Frequently Asked Questions
How often should we conduct internal coding audits?
Best practice is quarterly focused audits for high-risk code areas and an annual comprehensive audit covering all major service lines. New physicians and billing staff should be audited within 60–90 days of onboarding, before patterns are established. Practices with a history of audit findings or that are under a Corporate Integrity Agreement may require more frequent review.
What is voluntary self-disclosure and when should we use it?
Voluntary self-disclosure is the process of proactively notifying CMS or the OIG that your practice has identified potential billing errors or fraud and abuse violations. The OIG's Voluntary Self-Disclosure Protocol (VDP) requires reporting the nature of the issue, the estimated overpayment, and a corrective action plan. The benefit: reduced multipliers on repayments (typically 1.5x vs. FCA's 3x treble damages) and reduced risk of exclusion. The decision to self-disclose should be made with a healthcare attorney — it's not appropriate in all situations, but it's underused as a risk management tool.
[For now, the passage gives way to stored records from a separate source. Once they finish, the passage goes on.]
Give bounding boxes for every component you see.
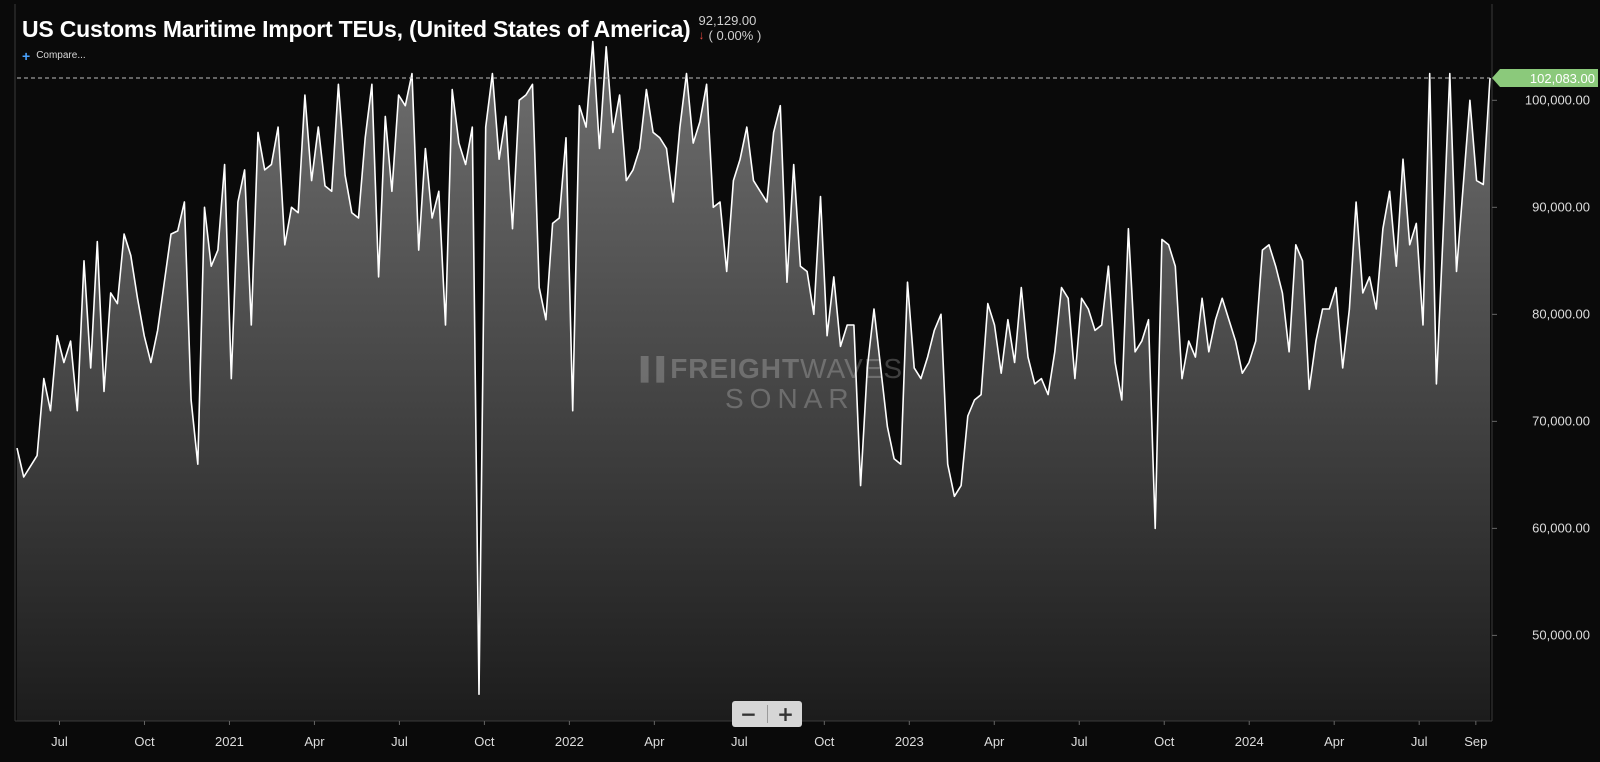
x-tick-label: 2024 [1235,734,1264,749]
y-tick-label: 70,000.00 [1532,413,1590,428]
series-line [16,40,1491,695]
x-tick-label: Jul [391,734,408,749]
x-tick-label: Apr [984,734,1005,749]
x-tick-label: Oct [1154,734,1175,749]
y-tick-label: 100,000.00 [1525,92,1590,107]
change-row: ↓ ( 0.00% ) [699,28,762,43]
x-tick-label: 2021 [215,734,244,749]
x-tick-label: Sep [1464,734,1487,749]
x-tick-label: 2023 [895,734,924,749]
x-tick-label: Jul [51,734,68,749]
x-tick-label: Jul [731,734,748,749]
compare-button[interactable]: + Compare... [22,47,86,64]
watermark: ▐▐ FREIGHTWAVES SONAR [633,354,903,414]
change-percent: ( 0.00% ) [708,28,762,43]
freightwaves-logo-icon: ▐▐ [633,356,665,381]
last-price-badge [1492,69,1598,88]
watermark-product: SONAR [725,383,855,414]
x-tick-label: Apr [644,734,665,749]
x-tick-label: Jul [1071,734,1088,749]
zoom-divider [766,705,768,723]
series-area [17,41,1490,721]
x-tick-label: Apr [304,734,325,749]
y-tick-label: 60,000.00 [1532,520,1590,535]
compare-label: Compare... [36,50,86,61]
zoom-controls: − + [732,701,802,727]
watermark-brand-light: WAVES [800,353,904,384]
plus-icon: + [22,47,31,64]
chart-title: US Customs Maritime Import TEUs, (United… [22,16,691,42]
y-tick-label: 90,000.00 [1532,199,1590,214]
watermark-brand-row: ▐▐ FREIGHTWAVES [633,354,903,384]
x-tick-label: Oct [134,734,155,749]
x-tick-label: 2022 [555,734,584,749]
watermark-brand: FREIGHTWAVES [670,354,903,384]
last-price-label: 102,083.00 [1530,71,1595,86]
chart-header: US Customs Maritime Import TEUs, (United… [22,13,762,44]
x-tick-label: Oct [814,734,835,749]
x-tick-label: Apr [1324,734,1345,749]
x-tick-label: Jul [1411,734,1428,749]
zoom-out-button[interactable]: − [740,702,757,726]
y-tick-label: 80,000.00 [1532,306,1590,321]
zoom-in-button[interactable]: + [777,702,794,726]
arrow-down-icon: ↓ [698,28,705,42]
last-value: 92,129.00 [698,13,757,28]
y-tick-label: 50,000.00 [1532,627,1590,642]
watermark-brand-bold: FREIGHT [670,353,801,384]
x-tick-label: Oct [474,734,495,749]
last-value-block: 92,129.00 ↓ ( 0.00% ) [699,13,762,43]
What's the difference between upcoding and undercoding?
Upcoding means billing a higher-level service than the documentation supports — billing 99215 for a visit documented at 99213 complexity. Undercoding is the reverse: billing 99213 when documentation clearly supports 99214 out of excessive caution. Upcoding creates government liability. Undercoding costs the practice revenue it's entitled to. Both are correctable through targeted coding education, and internal audits should flag both.
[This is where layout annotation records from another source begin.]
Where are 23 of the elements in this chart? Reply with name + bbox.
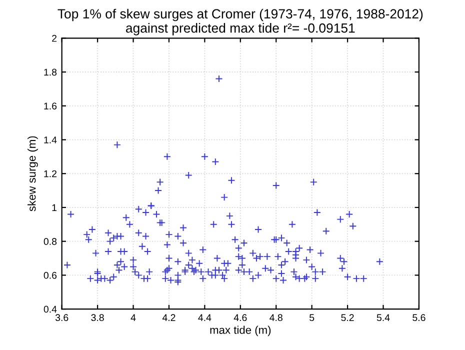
y-tick-label: 0.4: [44, 306, 57, 313]
x-axis-title: max tide (m): [210, 326, 271, 336]
x-tick-label: 3.8: [91, 314, 104, 322]
y-tick-label: 2: [52, 34, 56, 42]
x-tick-label: 5.6: [412, 314, 426, 322]
x-tick-label: 4.2: [162, 314, 176, 321]
x-tick-label: 3.6: [55, 314, 68, 322]
x-tick-label: 5.4: [376, 314, 390, 322]
y-tick-label: 1: [52, 204, 57, 211]
y-tick-label: 1.2: [44, 170, 56, 178]
x-tick-label: 4: [130, 314, 136, 321]
chart-title: Top 1% of skew surges at Cromer (1973-74, 1976, 1988-2012) against predicted max tide r²= -0.09151: [58, 8, 423, 36]
y-tick-label: 1.4: [44, 136, 57, 144]
x-tick-label: 5: [310, 314, 314, 322]
y-axis-title: skew surge (m): [28, 136, 38, 212]
x-tick-label: 4.6: [234, 314, 247, 322]
y-tick-label: 1.8: [44, 68, 57, 76]
x-tick-label: 5.2: [341, 314, 354, 322]
y-tick-label: 1.6: [44, 102, 57, 110]
y-tick-label: 0.6: [44, 272, 57, 279]
y-tick-label: 0.8: [44, 238, 57, 245]
x-tick-label: 4.4: [198, 314, 212, 321]
x-tick-label: 4.8: [270, 314, 282, 322]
Can I bill for services my NP or PA performs?
Yes — with the correct billing approach. Services provided by NPPs (nurse practitioners, physician assistants, clinical nurse specialists) can be billed under the NPP's own NPI (at 85% of the physician fee schedule for Medicare) or, if a physician was directly involved in the service, potentially under the physician's NPI using appropriate documentation. The rules for "incident-to" billing (which allows billing under the physician's NPI at 100% of fee schedule for services that meet specific criteria) are specific and frequently misapplied. Incident-to requires direct physician supervision — physical presence in the suite, not just the building — and cannot be used for new patients or new problems.
What triggers a RAC audit?
RAC auditors use proprietary data analytics to identify billing patterns that deviate from specialty and geographic benchmarks. Common triggers include unusually high frequency of high-level E/M visits relative to peers, high rates of certain procedure codes, claims with high denial rates at other payers, and patterns flagged by beneficiary complaints. RAC auditors work on contingency — they keep a percentage of what they recover — which creates strong financial incentive to target high-volume, high-value services.
What does a coding audit cost?
An external focused coding audit typically runs $1,500–$3,000 for a single provider and code category, $3,000–$6,000 for a multi-provider practice audit, and $6,000–$15,000 for a comprehensive compliance program assessment. Internal audits cost staff time. The comparison point is not audit cost vs. zero — it's audit cost vs. the financial exposure of an undiscovered systematic error caught by a government contractor.